In his first interview after retirement with Hong Kong Lawyer, the SAR's second chief justice of the Court of Final Appeal was asked how judicial independence could be balanced against the power of the National People's Congress standing committee to interpret the Basic Law.
In response, Ma said Hong Kong's judicial independence and Beijing's power are "not incompatible."
"Of course, under the Basic Law, the NPCSC has the power to give authoritative interpretations of the provisions of that Law and the Hong Kong courts are bound to give effect to such interpretations," Ma said.
"This does not, however, affect the independence of the judiciary which is also prescribed under the Basic Law."
Ma also said he is skeptical of labels for judges such as "conservative" or "liberal," especially when the labels carry political undertones.
He said labels for judges always come from the outcomes of cases, especially those of a political nature, and lawyers and academics particularly like to use such labels.

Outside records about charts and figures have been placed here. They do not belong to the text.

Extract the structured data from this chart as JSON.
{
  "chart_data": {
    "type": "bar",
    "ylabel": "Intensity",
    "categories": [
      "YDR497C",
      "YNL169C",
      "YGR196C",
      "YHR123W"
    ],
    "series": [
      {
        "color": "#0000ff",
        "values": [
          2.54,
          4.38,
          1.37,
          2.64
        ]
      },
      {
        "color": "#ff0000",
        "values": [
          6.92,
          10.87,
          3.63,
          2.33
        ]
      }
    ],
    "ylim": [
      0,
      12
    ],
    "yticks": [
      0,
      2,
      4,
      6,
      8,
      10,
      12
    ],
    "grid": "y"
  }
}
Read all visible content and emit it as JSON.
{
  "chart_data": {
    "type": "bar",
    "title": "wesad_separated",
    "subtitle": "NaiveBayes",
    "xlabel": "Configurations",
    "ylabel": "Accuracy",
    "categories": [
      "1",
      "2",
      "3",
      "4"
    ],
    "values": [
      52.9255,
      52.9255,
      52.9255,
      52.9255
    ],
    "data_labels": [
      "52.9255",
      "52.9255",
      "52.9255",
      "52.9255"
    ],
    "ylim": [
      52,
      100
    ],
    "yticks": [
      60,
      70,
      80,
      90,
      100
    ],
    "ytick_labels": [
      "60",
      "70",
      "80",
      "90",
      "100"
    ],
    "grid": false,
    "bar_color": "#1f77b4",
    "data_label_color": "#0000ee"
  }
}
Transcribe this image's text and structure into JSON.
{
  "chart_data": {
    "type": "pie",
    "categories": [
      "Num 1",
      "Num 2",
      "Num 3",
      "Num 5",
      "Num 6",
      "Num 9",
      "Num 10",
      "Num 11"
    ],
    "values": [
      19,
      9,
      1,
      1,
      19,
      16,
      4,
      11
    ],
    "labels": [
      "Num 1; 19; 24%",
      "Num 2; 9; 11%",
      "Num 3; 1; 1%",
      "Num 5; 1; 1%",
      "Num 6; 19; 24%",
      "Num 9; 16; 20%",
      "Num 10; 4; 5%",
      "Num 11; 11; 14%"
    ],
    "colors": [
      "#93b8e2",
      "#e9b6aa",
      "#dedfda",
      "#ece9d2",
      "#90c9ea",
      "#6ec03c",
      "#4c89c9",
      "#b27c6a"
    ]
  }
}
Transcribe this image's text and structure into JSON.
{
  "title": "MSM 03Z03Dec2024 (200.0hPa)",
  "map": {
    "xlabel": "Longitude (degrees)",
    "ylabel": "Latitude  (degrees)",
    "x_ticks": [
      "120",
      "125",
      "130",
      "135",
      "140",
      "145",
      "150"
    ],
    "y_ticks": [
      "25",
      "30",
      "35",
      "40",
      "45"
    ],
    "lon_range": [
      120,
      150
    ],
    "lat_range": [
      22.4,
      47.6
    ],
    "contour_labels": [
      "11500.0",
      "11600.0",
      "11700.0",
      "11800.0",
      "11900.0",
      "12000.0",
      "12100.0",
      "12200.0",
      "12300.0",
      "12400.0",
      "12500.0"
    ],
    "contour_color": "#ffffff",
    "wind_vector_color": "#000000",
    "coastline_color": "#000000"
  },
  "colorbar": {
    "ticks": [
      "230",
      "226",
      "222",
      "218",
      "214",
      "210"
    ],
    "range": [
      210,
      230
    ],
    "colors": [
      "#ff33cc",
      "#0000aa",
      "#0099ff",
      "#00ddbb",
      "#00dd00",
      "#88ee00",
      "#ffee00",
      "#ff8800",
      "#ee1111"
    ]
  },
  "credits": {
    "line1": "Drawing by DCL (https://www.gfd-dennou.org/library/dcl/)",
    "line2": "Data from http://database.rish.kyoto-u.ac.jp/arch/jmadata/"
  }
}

But Ma said judges decide cases only according to the law, legal principle and the spirit of the law.
He also said it is "healthy" that the public is paying more attention to the work of the courts because Hongkongers should try to understand the concept of the rule of law and the legal system, yet it "must not be politicized."
Asked about the most important judgments during his tenure, Ma said public law and constitutional ones are the obvious choices as they tend to attract public interest more than in other areas. These are also the judgments that have caused the most controversy, even at times attracting considerable criticism.
"Whatever the reactions have been, even in hindsight I do not see how any different a result should have been reached in those cases, even if some of the criticism or controversy could have been avoided by a different outcome," Ma said, adding that cases are decided according to the law and nothing else.
As for the judgment he was most proud of, Ma said his personal favorite was Hua Tyan Development versus Zurich Insurance in 2014, which was a marine insurance case. Cases in this area of the law rarely come before the courts, Ma said.
Looking back, Ma said he was attracted to the subject of law almost as soon as he enrolled at the University of Birmingham in 1974.
"When I was studying for my A levels in England, I was even at a loss to know what to read at university. It was a stroke of fortune that my elder brother suggested that I consider law. I never looked back."
Ma began private practice in 1980 and was appointed Queen's Counsel in 1993. He joined the judiciary in 2000 and became Chief Justice in 2010.
He retired at the age of 65 last month, succeeded by Andrew Cheung Kui-nung. Ma has been appointed honorary professor of the University of Hong Kong's law faculty following his retirement.